One motivation for writing this post was to point out a common fallacy in reasoning about Open Source software. A popular argument is that Open Source gives you the freedom to change software to fit your needs, by creating and maintaining your own fork. Or paying someone else to do it for you, if you are not an accomplished hacker yourself. The source code is there for anyone to grab, after all, and the license allows modification and redistribution.

This argument was valid in the 1980s. There were few packages, few dependencies, and a much higher percentage of computer users had programming experience. Today, you can perhaps maintain your own fork of Perl, but you cannot fork its hub position in the network, nor can you reasonably maintain forks of its 7964 dependants. If the Perl maintainers introduce a breaking change, those 7964 dependents will either adapt or disappear. Hypothetically, a large number of them could together envisage maintaining their own fork. But there are no good coordination mechanisms among developers of unrelated Open Source projects, and therefore this doesn't happen in practice.

In an earlier post, I have written about community-owned monopolies in the Open Source universe. In that post, I wrote that for software users, there is no practical difference between Microsoft killing Windows 7 and the Python community killing Python 2, even though the former is proprietary and commercial, whereas the latter is Open Source. The reason is that both pieces of software are hubs in dependency networks. Microsoft and the Python developer community are two very different institutions, with very different goals, values, policies, legal status, etc. But that hardly matters for the average software user, whose work depends on a complex web of interacting pieces of software. At the level of that web, it's the information flow patterns that determine evolution. Requests for change, or non-change. Average software users have practically no way to make their needs heard by the people who manage the hubs. Even the best-intentioned altruistic Open Source hub maintainer cannot possibly keep every user's interests in mind, because there is no way to even be aware of them. A web of software is a very different beast than a single project. More is different.

In the almost 40 years since the beginnings of the Open Source movement, the mode of governance of Open Source projects has evolved significantly. Most importantly, all the people involved have realized that governance matters and must be consciously organized, rather than evolve through cumulative random accidents of history, which almost inevitably leads to a tyranny of structurelessness in the long run. Now we must develop an awareness of similar issues at the level of the web of Open Source projects, followed by the development and implementation of better information flow and decision structures.

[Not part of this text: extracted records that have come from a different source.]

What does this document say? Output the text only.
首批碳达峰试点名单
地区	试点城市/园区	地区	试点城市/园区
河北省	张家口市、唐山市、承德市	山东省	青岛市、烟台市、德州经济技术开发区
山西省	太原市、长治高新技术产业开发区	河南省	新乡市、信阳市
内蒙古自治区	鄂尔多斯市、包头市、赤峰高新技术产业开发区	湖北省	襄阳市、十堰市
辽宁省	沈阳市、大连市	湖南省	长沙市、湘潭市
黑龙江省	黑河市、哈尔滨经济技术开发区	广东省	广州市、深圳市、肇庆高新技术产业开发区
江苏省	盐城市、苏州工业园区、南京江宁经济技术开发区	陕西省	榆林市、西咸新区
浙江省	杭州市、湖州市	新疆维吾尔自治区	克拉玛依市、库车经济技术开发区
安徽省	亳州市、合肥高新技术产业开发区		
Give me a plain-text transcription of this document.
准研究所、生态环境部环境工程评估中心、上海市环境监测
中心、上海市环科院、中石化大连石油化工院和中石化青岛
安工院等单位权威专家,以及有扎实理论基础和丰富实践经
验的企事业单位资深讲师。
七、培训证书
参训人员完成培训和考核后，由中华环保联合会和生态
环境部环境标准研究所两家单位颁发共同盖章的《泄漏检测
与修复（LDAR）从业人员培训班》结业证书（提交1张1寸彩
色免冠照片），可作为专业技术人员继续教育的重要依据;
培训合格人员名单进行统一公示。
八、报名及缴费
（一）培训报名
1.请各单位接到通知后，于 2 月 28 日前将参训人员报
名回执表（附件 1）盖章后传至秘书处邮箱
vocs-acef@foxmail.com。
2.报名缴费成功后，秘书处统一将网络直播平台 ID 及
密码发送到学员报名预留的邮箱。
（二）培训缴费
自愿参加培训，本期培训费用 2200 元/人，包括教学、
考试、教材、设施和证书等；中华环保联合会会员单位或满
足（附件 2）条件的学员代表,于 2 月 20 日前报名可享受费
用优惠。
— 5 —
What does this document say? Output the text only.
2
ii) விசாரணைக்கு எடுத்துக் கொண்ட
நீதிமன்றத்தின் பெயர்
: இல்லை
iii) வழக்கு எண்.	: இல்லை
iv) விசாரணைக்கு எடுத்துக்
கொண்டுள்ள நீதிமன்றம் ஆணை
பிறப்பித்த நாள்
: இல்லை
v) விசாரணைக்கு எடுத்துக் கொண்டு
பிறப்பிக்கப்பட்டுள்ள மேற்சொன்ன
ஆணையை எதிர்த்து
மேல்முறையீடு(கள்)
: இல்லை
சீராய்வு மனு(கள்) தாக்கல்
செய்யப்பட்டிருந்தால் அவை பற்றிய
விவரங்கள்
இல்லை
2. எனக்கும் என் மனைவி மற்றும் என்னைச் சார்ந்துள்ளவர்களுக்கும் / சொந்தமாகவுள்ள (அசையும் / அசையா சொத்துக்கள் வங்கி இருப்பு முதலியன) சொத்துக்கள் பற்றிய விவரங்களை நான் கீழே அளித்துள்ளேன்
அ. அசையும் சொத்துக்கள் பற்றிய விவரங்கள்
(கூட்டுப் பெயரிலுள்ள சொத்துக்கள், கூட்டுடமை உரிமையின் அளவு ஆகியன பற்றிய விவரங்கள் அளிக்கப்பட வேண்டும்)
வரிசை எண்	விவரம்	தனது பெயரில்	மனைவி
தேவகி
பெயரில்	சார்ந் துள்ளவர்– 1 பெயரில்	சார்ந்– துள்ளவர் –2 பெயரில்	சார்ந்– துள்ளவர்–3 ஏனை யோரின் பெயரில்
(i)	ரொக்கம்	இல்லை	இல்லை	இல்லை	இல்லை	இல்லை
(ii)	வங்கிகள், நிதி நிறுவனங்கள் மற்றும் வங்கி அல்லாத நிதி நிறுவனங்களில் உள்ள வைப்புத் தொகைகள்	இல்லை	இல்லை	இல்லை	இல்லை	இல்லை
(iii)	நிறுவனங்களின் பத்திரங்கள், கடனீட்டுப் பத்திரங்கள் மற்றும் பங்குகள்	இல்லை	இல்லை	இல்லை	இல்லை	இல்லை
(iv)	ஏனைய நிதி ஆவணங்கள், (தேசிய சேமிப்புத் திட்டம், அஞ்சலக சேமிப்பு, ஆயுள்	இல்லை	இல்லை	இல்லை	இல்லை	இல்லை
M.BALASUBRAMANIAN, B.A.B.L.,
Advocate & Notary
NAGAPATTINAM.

I will conclude this post with a technical remark. I did my dependency hub analysis using a relatively new tool in the software world, called the Glamorous Toolkit, to which I added an interface to Guix. This toolbox significantly lowers the cost of developing new tools. In the screenshot below, you see on the left the user interface of my analysis. It's an additional view on the Guix package catalog, complementing various other views that are already in place. On the right, you see the complete code for this analysis, including the user interface (which also gives access to the list of dependents, not just the number). In contrast to traditional scripts, there is no overhead for reading data or writing out the results. My code works on data structures that are already in place. What is not obvious from the screenshot is that you get the right-hand panel via alt-click from the left-hand one, meaning that users of my little analysis tool always have direct access to the code. It isn't obvious either that modifying the code on the right will immediately update the view on the left, making development highly interactive. If you think notebooks are great, try Glamorous Toolkit. But be warned that you might then realize that notebooks are no longer the state of the art.